Um dos suspeitos de envolvimento na ação que terminou no assassinato do taxista foi morto por PMs durante um roubo na avenida Giovanni Gronchi no dia 2 deste mês. Outro está preso. Dois suspeitos foram identificados e tiveram a prisão decretada, mas seguem foragidos.
Se os criminosos aproveitam da fragilidade na segurança das farmácias para atacar, golpistas também encontraram um nicho para ganhar dinheiro.
No final de outubro, policiais militares apreenderam embalagens, rótulos e ampolas no interior de um Ford Fiesta que passava pela avenida Ragueb Chohfi, em São Mateus, zona leste da capital. Aos policiais o motorista do carro disse que realizava o transporte das substâncias utilizadas na fabricação de canetas emagrecedoras Mounjaro.
Um outro homem também detido na ação contou para os PMs que produzia e comercializava os remédios com produtos adquiridos no mercado paralelo.
Segundo a versão dele, a venda era por um valor mais acessível do que o comercializado em farmácias, que ultrapassa R$ 1.000.
A detenção dos dois levou à abertura de uma investigação pelo 49º DP (São Mateus). Em interrogatório, um dos homens contou que o material falso, com a embalagem de fabricantes famosos e adesivos, foi adquirido na praça da Sé por R$ 6.000. Conforme apurou a polícia, foram apreendidos cerca de 5.000 itens no dia da abordagem da PM.
O homem não soube precisar a substância do produto que ele vendia. As ampolas não traziam dados de fabricantes, e tudo parecia feito de maneira artesanal.
“Compram um produto sem sequer saber a procedência. Pode ser um produto nocivo à saúde ou inócuo”, afira o delegado Victor Moreira.
Os dois homens já tinham passagem na polícia pelo crime de falsificação. O delegado pediu a prisão preventiva (sem prazo) deles, que foi aceita pela Justiça.
Procurado, o Sindicato dos Farmacêuticos no Estado de São Paulo declarou ter conhecimento da onda de crimes. O órgão orienta aos associados o registro de boletins de ocorrência dos casos de violência e o fornecimento de informações ao Conselho Regional de Farmácia e ao sindicato.

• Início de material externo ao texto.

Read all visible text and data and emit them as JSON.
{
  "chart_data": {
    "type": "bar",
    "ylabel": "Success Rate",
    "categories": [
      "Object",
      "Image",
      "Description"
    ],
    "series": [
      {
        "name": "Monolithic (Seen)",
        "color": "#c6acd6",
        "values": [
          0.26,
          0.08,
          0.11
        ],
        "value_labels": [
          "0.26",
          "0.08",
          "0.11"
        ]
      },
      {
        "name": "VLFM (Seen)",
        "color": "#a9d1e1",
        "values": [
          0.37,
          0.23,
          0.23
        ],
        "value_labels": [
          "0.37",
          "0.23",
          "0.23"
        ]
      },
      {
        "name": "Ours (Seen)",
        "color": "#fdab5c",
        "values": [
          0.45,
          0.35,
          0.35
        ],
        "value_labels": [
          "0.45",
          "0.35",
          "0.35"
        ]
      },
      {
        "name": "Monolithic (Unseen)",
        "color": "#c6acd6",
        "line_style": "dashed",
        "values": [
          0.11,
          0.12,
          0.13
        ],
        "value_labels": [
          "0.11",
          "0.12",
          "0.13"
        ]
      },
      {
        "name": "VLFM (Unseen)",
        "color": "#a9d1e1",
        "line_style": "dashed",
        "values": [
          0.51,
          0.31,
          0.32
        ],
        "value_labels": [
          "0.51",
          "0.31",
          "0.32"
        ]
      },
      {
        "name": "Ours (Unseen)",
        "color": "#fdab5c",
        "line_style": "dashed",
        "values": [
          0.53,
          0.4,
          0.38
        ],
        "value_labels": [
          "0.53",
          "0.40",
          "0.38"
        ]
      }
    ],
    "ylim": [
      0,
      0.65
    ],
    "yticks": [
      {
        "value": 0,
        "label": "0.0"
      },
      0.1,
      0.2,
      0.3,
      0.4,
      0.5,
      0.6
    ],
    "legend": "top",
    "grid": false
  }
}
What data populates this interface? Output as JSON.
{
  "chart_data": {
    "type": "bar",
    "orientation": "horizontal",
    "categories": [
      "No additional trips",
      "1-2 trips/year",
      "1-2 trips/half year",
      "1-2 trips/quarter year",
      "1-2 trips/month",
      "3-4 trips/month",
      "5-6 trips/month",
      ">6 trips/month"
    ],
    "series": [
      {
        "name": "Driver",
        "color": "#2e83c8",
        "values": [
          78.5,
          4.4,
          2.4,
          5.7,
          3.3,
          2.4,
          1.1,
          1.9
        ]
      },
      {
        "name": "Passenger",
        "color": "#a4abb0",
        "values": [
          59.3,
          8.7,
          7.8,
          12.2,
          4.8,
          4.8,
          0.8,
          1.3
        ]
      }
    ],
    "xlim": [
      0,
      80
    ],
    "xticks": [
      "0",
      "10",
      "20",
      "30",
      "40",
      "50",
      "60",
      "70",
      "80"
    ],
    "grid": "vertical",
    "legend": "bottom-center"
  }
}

Também que, em caso de omissão pelos empregadores da Comunicação de Acidente de Trabalho (CAT), os trabalhadores farmacêuticos procurem o sindicato.
“Infelizmente, o Sindicato dos Farmacêuticos no Estado de São Paulo desconhece medidas protetivas que garantam a integridade física dos farmacêuticos, por iniciativa dos donos de farmácias e drogarias”, afirma a entidade.
O Sincofarma (Sindicato do Comércio Varejista de Produtos Farmacêuticos do Estado de São Paulo) disse não ter informação para disponibilizar.